Here are 6 top reasons to consider residential development syndicates as part of your investment strategy:

  1. Access to larger, higher-quality investments
    Development syndicates will often be multimillion dollar projects that the large majority of individual investors simply couldn’t fund by themselves. Even for high-net-worth individuals, who could bank-roll such projects, the risk of putting all their funds into one project is simply too high. Development syndicates allow investors to access these larger, higher-returning investments that are otherwise out of reach for many.
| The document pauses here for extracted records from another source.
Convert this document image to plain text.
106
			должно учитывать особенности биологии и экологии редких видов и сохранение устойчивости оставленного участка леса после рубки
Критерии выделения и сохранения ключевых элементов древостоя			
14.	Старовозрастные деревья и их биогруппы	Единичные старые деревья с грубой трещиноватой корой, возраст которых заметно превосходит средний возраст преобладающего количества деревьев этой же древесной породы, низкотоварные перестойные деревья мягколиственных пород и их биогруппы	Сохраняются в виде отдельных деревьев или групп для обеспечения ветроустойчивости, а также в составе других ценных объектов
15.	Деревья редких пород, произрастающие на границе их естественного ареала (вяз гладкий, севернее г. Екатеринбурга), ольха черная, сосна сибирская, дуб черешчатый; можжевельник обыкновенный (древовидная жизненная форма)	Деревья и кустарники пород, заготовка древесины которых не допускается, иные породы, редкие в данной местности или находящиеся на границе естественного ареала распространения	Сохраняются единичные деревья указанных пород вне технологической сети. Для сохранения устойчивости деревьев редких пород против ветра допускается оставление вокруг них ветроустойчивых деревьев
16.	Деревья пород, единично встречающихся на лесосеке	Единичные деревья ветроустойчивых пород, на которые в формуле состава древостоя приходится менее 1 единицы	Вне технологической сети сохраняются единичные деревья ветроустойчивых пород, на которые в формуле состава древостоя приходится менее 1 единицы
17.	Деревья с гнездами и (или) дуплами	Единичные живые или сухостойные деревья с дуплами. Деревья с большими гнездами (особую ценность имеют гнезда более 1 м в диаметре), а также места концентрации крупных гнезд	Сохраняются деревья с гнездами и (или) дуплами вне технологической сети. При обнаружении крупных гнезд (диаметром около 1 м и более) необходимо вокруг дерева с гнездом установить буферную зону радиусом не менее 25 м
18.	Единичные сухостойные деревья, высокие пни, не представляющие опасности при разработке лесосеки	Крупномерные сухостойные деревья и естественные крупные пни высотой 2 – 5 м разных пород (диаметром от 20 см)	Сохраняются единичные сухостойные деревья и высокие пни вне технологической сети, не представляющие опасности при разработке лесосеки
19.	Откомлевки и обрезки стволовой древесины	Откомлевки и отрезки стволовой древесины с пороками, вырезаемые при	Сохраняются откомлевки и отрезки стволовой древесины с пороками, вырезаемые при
  2. Lower capital investment
    Instead of undertaking your own development or buying an investment property, which would cost potentially $1 million-plus, residential development syndicates generally require a minimum investment of between $50,000-$100,000, making the capital outlay significantly lower.
  3. Greater diversification of assets
    As the capital outlay is lower, investors are able to spread their funds across multiple investments. This could be in several residential development syndicates or incorporating commercial syndicates or direct commercial or residential property investment into their portfolio as well. By holding a greater diversification of assets, investors are effectively mitigating their risks.
  4. Shorter-term investments
    Residential development syndicates often provide investment terms of 2-3 years, providing returns in a much shorter timeframe compared to direct residential investment.
  5. Managed by professionals
    Provided you engage a company with a good track record, residential development syndicates will be managed by a team of professionals who can utilise their expertise to secure the best results for the project. They will take care of researching and negotiating the acquisition of a development site to planning approvals and ensuring the designs are targeted to the right target market. For individual investors wanting to undertake a development, it can be extremely time consuming and difficult to manage all this on their own, which is why residential development syndicates can be a better option.
  6. Less stress than completing your own development
    Residential development syndicates are managed by a professional team, meaning investors only have to provide the funds and wait for the returns at the end of the project. The syndicator will complete all the work, from finding and acquiring the site, to assisting with project designs and approvals as well as construction and sales of the project. Good syndicators will provide investors with regular updates regarding the progress of the project.

Residential development syndicates can offer unique opportunities to investors, but that doesn’t mean they are suited to everyone. It is recommended to speak to an advisor to determine how these residential development syndicates fit into your investment strategy.